Сталин и литература | страница 30



И еще одно. Во время этих страшных процессов... Если поверить в них, то черная пелена ляжет на глаза. Мир предателей, шпионов и убийц будет торжествовать всегда. Инженеры, взрывающие шахты, которые они строили своими руками... Этот образ был для меня почему-то особенно невыносим, может быть, в силу заложенного во мне с детства чувства профессиональной чести. Если поверить... Он не дал мне поверить. С текстом в руках, с газетой. Он анализировал допросы и речи подсудимых... И две его вещие фразы (их хорошо помнит и моя сестра): "Так не признаются... Так не признаются...". И еще: "С ними что-то делают!".

Кроме нравственных уроков, он, не подозревая, дал мне урок и для будущей профессиональной моей жизни. О правдоподобии прямой речи, о совпадении лично­сти говорящего, его языка, его биографии с тем, что и как он говорит. Что можно сказать от имени "я", от имени "мы" и в третьем лице? Конечно, я смогла это понять на конкретных рукописях только в результате полного слияния со своей профессией. Это дало мне потом возможность отличить рукопись Солженицына от рукописи лагерного стукача. И за это я благодарна своему отцу.

Вместе с тем он, конечно, не представлял всю систему строительства социализма руками заключенных. Не мог знать о ГУЛАГе.
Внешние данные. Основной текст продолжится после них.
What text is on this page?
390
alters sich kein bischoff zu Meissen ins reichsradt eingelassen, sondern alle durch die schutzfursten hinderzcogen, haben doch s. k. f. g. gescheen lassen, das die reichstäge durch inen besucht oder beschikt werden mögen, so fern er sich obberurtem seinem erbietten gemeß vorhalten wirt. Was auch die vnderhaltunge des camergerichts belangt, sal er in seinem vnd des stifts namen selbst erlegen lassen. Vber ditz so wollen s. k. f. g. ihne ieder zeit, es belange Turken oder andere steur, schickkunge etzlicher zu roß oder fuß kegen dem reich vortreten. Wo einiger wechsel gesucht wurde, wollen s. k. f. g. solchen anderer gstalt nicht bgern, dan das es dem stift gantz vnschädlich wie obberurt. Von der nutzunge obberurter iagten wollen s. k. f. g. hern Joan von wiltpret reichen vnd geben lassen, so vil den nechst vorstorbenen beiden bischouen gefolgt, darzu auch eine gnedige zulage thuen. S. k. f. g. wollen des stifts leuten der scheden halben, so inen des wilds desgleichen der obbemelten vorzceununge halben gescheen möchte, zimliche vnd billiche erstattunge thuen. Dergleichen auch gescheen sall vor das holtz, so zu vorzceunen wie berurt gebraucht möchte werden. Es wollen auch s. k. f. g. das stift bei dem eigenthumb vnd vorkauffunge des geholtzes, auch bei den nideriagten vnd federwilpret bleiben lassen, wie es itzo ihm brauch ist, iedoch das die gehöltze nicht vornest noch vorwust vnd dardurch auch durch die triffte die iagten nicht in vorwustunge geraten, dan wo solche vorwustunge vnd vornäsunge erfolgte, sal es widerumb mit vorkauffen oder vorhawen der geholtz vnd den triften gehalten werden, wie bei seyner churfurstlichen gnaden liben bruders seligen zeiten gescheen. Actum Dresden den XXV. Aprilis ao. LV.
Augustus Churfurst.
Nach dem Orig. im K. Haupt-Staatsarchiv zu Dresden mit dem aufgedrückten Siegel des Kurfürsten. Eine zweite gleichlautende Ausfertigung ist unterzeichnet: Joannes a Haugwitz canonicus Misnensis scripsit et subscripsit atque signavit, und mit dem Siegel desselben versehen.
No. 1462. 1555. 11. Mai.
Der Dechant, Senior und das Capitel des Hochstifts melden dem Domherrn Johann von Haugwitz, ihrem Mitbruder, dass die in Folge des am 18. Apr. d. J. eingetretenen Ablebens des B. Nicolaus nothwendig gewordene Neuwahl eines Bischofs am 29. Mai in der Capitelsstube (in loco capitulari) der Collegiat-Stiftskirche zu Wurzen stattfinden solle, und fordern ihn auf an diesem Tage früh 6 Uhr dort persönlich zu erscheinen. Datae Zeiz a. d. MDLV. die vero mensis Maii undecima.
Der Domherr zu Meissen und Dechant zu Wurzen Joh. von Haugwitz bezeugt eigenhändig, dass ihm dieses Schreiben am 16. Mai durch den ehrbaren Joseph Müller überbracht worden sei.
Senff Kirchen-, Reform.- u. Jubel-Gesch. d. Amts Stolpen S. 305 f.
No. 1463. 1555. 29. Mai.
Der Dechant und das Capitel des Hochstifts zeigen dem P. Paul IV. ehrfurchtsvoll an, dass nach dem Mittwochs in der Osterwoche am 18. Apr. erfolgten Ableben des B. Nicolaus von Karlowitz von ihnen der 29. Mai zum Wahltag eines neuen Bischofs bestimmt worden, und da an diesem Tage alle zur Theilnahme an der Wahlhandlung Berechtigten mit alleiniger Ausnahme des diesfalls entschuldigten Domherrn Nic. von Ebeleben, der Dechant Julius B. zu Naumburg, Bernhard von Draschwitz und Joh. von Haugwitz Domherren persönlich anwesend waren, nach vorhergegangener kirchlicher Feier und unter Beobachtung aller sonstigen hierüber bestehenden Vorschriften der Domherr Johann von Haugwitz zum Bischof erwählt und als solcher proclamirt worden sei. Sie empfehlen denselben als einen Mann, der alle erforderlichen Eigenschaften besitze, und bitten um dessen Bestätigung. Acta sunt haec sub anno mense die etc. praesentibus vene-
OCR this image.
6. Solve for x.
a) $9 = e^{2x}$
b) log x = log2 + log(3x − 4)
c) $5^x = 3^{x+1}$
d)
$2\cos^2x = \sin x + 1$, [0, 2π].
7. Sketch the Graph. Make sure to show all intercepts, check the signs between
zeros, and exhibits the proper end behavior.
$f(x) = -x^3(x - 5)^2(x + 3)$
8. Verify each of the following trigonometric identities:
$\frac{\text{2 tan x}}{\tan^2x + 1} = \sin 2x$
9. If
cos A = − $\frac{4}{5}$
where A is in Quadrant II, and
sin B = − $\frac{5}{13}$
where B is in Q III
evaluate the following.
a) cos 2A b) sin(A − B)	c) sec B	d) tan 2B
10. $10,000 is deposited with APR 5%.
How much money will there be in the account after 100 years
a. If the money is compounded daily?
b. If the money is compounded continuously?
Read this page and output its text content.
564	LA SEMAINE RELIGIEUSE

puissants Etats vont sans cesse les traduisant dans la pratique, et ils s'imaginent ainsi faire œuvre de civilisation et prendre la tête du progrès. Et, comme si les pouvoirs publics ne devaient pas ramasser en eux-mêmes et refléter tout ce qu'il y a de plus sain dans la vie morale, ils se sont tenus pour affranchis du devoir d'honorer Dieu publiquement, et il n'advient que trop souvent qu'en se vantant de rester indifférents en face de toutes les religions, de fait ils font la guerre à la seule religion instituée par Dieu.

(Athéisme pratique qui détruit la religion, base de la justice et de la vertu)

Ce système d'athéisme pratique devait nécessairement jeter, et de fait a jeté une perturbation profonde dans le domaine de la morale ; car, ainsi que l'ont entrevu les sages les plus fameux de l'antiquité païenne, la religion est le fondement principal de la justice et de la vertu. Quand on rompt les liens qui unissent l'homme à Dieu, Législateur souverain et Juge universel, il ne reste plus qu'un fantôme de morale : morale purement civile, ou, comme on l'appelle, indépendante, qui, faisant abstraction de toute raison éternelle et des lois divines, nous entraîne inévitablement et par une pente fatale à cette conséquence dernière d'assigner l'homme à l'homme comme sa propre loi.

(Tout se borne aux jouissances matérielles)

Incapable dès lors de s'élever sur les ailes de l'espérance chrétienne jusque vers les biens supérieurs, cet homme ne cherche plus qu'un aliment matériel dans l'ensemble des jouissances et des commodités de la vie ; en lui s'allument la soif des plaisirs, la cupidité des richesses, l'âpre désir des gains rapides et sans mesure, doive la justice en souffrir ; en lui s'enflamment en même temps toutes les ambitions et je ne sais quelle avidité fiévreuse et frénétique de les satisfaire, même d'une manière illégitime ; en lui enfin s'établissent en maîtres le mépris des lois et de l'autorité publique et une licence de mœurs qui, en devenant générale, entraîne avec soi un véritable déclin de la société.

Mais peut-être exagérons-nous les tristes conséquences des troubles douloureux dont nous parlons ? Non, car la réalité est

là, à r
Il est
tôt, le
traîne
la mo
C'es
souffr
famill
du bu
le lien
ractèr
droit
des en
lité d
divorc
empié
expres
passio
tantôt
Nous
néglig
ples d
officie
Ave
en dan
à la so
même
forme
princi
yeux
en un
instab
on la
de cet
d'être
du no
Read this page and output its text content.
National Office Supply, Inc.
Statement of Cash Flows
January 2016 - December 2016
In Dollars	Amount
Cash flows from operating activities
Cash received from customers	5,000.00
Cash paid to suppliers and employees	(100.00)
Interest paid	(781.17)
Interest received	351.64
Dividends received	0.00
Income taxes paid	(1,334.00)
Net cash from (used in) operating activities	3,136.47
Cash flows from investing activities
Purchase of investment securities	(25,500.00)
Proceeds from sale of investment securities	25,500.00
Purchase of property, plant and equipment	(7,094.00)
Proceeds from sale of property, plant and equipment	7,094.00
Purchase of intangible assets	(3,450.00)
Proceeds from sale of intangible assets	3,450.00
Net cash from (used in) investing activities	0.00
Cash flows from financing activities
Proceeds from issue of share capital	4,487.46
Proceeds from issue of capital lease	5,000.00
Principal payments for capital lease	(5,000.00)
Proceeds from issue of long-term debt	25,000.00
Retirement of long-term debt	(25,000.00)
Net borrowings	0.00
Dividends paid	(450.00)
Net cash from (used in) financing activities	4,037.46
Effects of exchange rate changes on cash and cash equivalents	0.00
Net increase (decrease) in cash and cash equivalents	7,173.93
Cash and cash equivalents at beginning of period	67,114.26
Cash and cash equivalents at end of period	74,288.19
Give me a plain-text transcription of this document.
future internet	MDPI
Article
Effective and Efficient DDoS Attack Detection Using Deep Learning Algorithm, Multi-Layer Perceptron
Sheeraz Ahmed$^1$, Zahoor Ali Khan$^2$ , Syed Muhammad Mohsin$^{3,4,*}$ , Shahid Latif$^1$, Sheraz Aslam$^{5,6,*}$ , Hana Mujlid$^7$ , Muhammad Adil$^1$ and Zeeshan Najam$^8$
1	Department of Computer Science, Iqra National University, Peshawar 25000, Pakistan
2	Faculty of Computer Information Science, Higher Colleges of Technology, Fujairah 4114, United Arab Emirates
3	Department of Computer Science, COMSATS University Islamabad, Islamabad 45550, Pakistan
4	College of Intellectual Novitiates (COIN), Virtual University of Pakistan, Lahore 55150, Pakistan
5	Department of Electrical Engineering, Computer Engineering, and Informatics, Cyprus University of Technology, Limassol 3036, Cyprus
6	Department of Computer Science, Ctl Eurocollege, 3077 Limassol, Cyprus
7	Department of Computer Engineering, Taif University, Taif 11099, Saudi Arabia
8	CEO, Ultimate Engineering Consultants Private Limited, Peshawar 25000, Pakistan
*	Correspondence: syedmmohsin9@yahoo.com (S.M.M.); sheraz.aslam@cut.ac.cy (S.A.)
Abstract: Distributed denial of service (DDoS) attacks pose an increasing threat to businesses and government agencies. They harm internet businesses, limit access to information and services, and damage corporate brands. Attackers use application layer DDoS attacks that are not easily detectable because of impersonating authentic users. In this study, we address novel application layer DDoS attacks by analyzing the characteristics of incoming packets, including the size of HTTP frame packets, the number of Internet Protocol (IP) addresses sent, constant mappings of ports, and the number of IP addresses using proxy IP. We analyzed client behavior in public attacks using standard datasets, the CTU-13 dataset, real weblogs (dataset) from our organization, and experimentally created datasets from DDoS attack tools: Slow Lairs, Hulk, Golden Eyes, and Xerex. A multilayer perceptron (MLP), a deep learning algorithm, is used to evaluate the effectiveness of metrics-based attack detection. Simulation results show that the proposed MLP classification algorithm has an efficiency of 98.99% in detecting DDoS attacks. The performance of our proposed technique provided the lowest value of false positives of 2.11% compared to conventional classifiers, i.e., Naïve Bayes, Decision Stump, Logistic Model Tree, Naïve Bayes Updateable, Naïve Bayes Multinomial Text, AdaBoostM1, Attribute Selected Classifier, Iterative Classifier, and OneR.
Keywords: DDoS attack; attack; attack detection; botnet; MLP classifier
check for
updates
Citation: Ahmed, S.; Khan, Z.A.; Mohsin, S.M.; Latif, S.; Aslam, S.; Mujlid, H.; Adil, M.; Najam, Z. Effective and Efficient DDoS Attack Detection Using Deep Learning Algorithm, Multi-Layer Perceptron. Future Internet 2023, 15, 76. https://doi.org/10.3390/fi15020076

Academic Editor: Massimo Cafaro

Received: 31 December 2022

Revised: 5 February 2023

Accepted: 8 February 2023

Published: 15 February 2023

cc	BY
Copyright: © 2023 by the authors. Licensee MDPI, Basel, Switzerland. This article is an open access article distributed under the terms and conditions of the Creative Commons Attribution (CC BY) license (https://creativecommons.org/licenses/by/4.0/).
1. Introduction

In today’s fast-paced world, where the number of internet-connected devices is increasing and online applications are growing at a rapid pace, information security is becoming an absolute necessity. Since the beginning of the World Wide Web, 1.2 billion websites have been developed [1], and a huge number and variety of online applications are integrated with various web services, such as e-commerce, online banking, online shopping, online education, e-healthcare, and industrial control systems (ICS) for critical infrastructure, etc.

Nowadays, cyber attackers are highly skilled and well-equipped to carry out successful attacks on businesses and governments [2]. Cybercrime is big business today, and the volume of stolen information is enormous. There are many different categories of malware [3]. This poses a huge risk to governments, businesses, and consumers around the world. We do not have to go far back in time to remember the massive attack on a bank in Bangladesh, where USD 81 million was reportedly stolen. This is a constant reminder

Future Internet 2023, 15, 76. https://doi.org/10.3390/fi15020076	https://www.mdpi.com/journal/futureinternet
А я вообще считала в детские годы, что всех арестованных тут же убивают. Пришла к этому своим умом и никого не спрашивала об этом. Но не думала постоянно, как бывает в детстве, играла и веселилась как могла изо всех сил.

И если отец не знал о ГУЛАГе, то он хорошо знал живущих рядом с ним в доме и работающих в одних и тех же учреждениях ответственных партийных руководите­лей — большевиков, крупных и не очень крупных начальников. Видел их глубоко. И, за исключением нескольких, презирал за бездарность и подлость. И за прямое воровство.

Под нами, в такой же квартире, как наша, жил партийный хозяин крупного учреждения. Секретарь партячейки, так называлось тогда. Жил с женой и сыном. Потом секретарь, кажется, работал в ЦК. Отец так часто повторял одну его фразу, что я запомнила ее на всю жизнь. Сокровенную фразу. О Льве Николаевиче Толстом. Тот сказал:

— Хорошо, что старик умер. А то принес бы нам много хлопот.

Вот о чем тоже думали партийные руководители. Это хозяйское "нам"... Победив­шие большевики и Лев Толстой — серьезная тема. Что было бы, если бы он не умер на пороге войн и революций? Что было бы с нами? И со страной? Какая библейская трагедия обрушилась бы еще на нашу жизнь? Я не знала тогда, что Ленин назвал умершего Толстого "зеркалом русской революции". А что делали большевики с зеркалами, мы хорошо знаем. И наш секретарь — лучше всех. Толстой, вероятно, умер, чтобы остаться с нами. Без него мы не сумели бы прожить.